True, but if you have a great idea for a new language you really don't want to s...

prog · on June 21, 2010

I agree that the VM can be a lot of work. However, some language features may need support from the VM. E.g. Scala and Clojure don't have full TCO support as JVM doesn't support that (yet!). If a languages uses an existing VM, it may need to work around the VM limitation. I suspect thats the reason Jython is slower than CPython even though JVM is much faster than the CPython VM.

IMO the big advantage of using a mature existing VM is the library. It should be possible to have at least a usable GC (say simple mark-and-sweep), code generator etc. without too much effort.

Scriptor · on June 21, 2010

It'd be a good idea to decide on what features you want most and whether the disadvantages of a VM offset its advantages. Although Clojure lacks TCO, it's already gotten very popular very quickly, maybe more than other lisps. Hard data for the JVM's role in this is the poll posted not long ago that showed many Clojure programmers were former Java programmers.

I'm also working on a cross-language compiler and have a question about TCO, specifically tail recursion. Currently my language compiles a tail-recursed function's body into a while loop. Don't Scala and Clojure do the same, except using the actual bytecode?

prog · on June 21, 2010

> I'm also working on a cross-language compiler and have a question about TCO, specifically tail recursion. Currently my language compiles a tail-recursed function's body into a while loop. Don't Scala and Clojure do the same, except using the actual bytecode?

I know Scala does it at function level (i.e. the function calls itself at tail position). I think Clojure have a 'recur' keyword to similar effect. The issue with JVM is that if f() calls g() at tail position and g() calls f() at tail position, it can't be optimized away (at least not without an undue amount of work so the advantage is lost). Clojure uses a trampoline[1] based approach to handle such a situation. I think Scala 2.8 also adds support for that. This works well with constant space, the only issue is that its a performance hit as its not done by the VM.

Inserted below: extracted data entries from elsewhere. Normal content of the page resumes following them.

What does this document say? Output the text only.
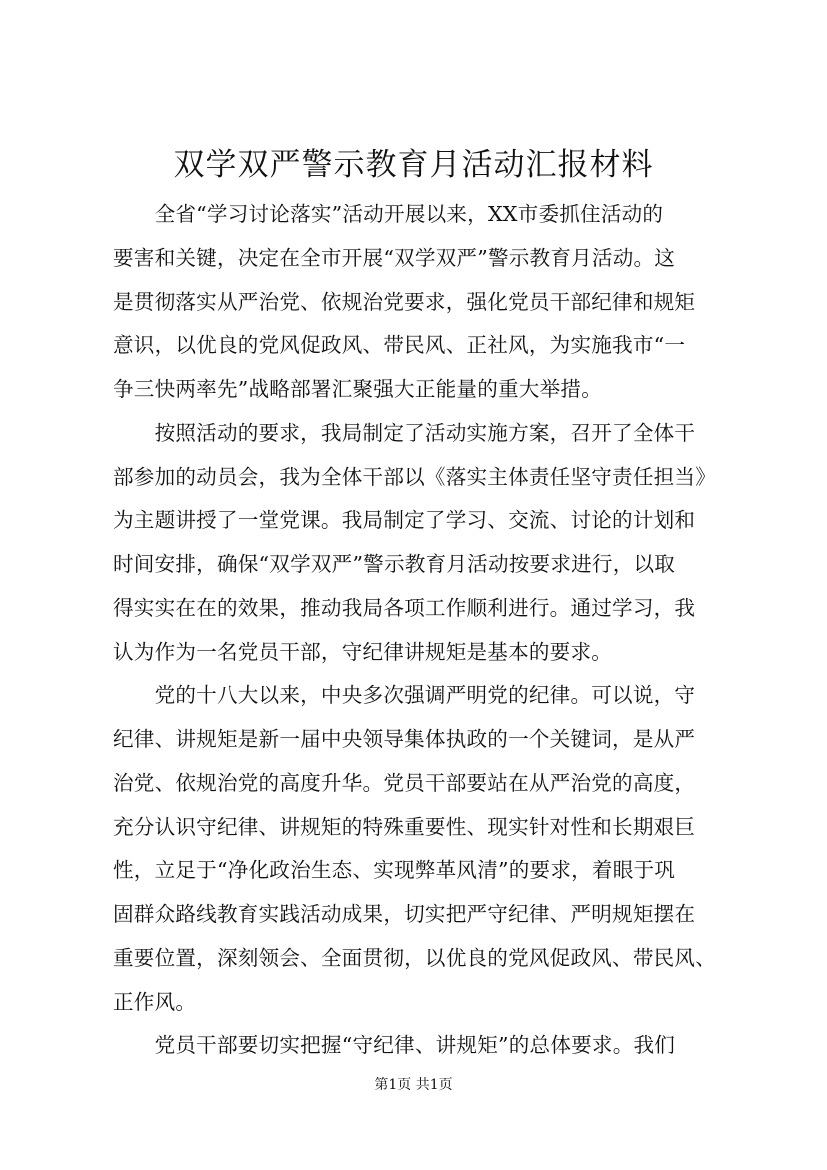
双学双严警示教育月活动汇报材料
　　全省“学习讨论落实”活动开展以来，XX市委抓住活动的
要害和关键，决定在全市开展“双学双严”警示教育月活动。这
是贯彻落实从严治党、依规治党要求，强化党员干部纪律和规矩
意识，以优良的党风促政风、带民风、正社风，为实施我市“一
争三快两率先”战略部署汇聚强大正能量的重大举措。
　　按照活动的要求，我局制定了活动实施方案，召开了全体干
部参加的动员会，我为全体干部以《落实主体责任坚守责任担当》
为主题讲授了一堂党课。我局制定了学习、交流、讨论的计划和
时间安排，确保“双学双严”警示教育月活动按要求进行，以取
得实实在在的效果，推动我局各项工作顺利进行。通过学习，我
认为作为一名党员干部，守纪律讲规矩是基本的要求。
　　党的十八大以来，中央多次强调严明党的纪律。可以说，守
纪律、讲规矩是新一届中央领导集体执政的一个关键词，是从严
治党、依规治党的高度升华。党员干部要站在从严治党的高度，
充分认识守纪律、讲规矩的特殊重要性、现实针对性和长期艰巨
性，立足于“净化政治生态、实现弊革风清”的要求，着眼于巩
固群众路线教育实践活动成果，切实把严守纪律、严明规矩摆在
重要位置，深刻领会、全面贯彻，以优良的党风促政风、带民风、
正作风。
　　党员干部要切实把握“守纪律、讲规矩”的总体要求。我们
第1页 共1页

[1] http://richhickey.github.com/clojure/clojure.core-api.html#c...

dfox · on June 21, 2010

compiling self-recursive function into loop catches many cases of tail recursion but certainly not all. Real TCO requires some support from VM to be efficient (if you don't care about efficiency it is possible to fake it with exceptions).

pwpwp · on June 21, 2010

I don't know, a new language will take you years anyway until its useful. And it's a very cool hobby, so I'm not even interested in getting it done as quickly as possible. ;) I want to make it as good as I can.

And I get a warm fuzzy feeling from doing stuff myself (although I'll use the Boehm GC and compile to C for my next language).

chc · on June 21, 2010

How confident are you that a novice language designer will be able to do better cross-platform codegen than LLVM?

pwpwp · on June 21, 2010

I would rather that language designers get basic stuff like lexical scope right, before they care about performance.

And LLVM is effectively a huge black box, which I would caution any new language implementor against using. Sure, it may get you off the ground easier, but that's because you'll no longer be standing on the ground, you'll be standing on LLVM, a massive codebase you don't understand nothing about.

jules · on June 21, 2010

That's going to be the case regardless. If you compile to x86 machine code you're standing on a huge black box, but this time it's also an ugly, platform specific one.

You think people should rather worry about getting lexical scope right, then why should they worry about the low level details? Sure, they have to have at least some idea about how it works on the lowest level, but they don't have to know all the stupid man-given details. Choosing LLVM over x86 assembly is good for performance and productivity. Performance with LLVM will be better unless you are going to spend an extraordinary amount of time to build better low level optimizations, register allocation and code generation than LLVM.

chc · on June 21, 2010

I agree entirely that language designers should focus on getting language issues like scopes right — and that's why I don't think they should waste their time reinventing codegen over and over again unless there's a compelling need for it. I mean, if you're just playing around and don't really want to make a language, fine. But wasting your time on details that aren't useful is the best way to make sure your project never amounts to anything.

dedward · on June 21, 2010

Speaking from the systems side of things - it's plainly obvious when you get a piece of software where the developers don't understand the system level at all - it's obvious they only understand things at an abstract, programming level, and don't really understand how their software is going to work in the real world. (The software will do what it's supposed to, and they may have implemented some fancy algorithms, but it will be a PITA to debug, PITA to install, PITA for every sysadmin who has to touch it, and PITA to try to design systems to support it.)

The point of doing the low-level projects is to learn for yourself, not to literally create the best new language (but you never know.)

chc · on June 21, 2010

Sure, like I said, if your goal is just idle curiosity and a desire to learn, that's fine. But it's kind of moving the goalposts to frame that as "creating a programming language" rather than "fruitlessly messing around with the science and techniques behind programming languages."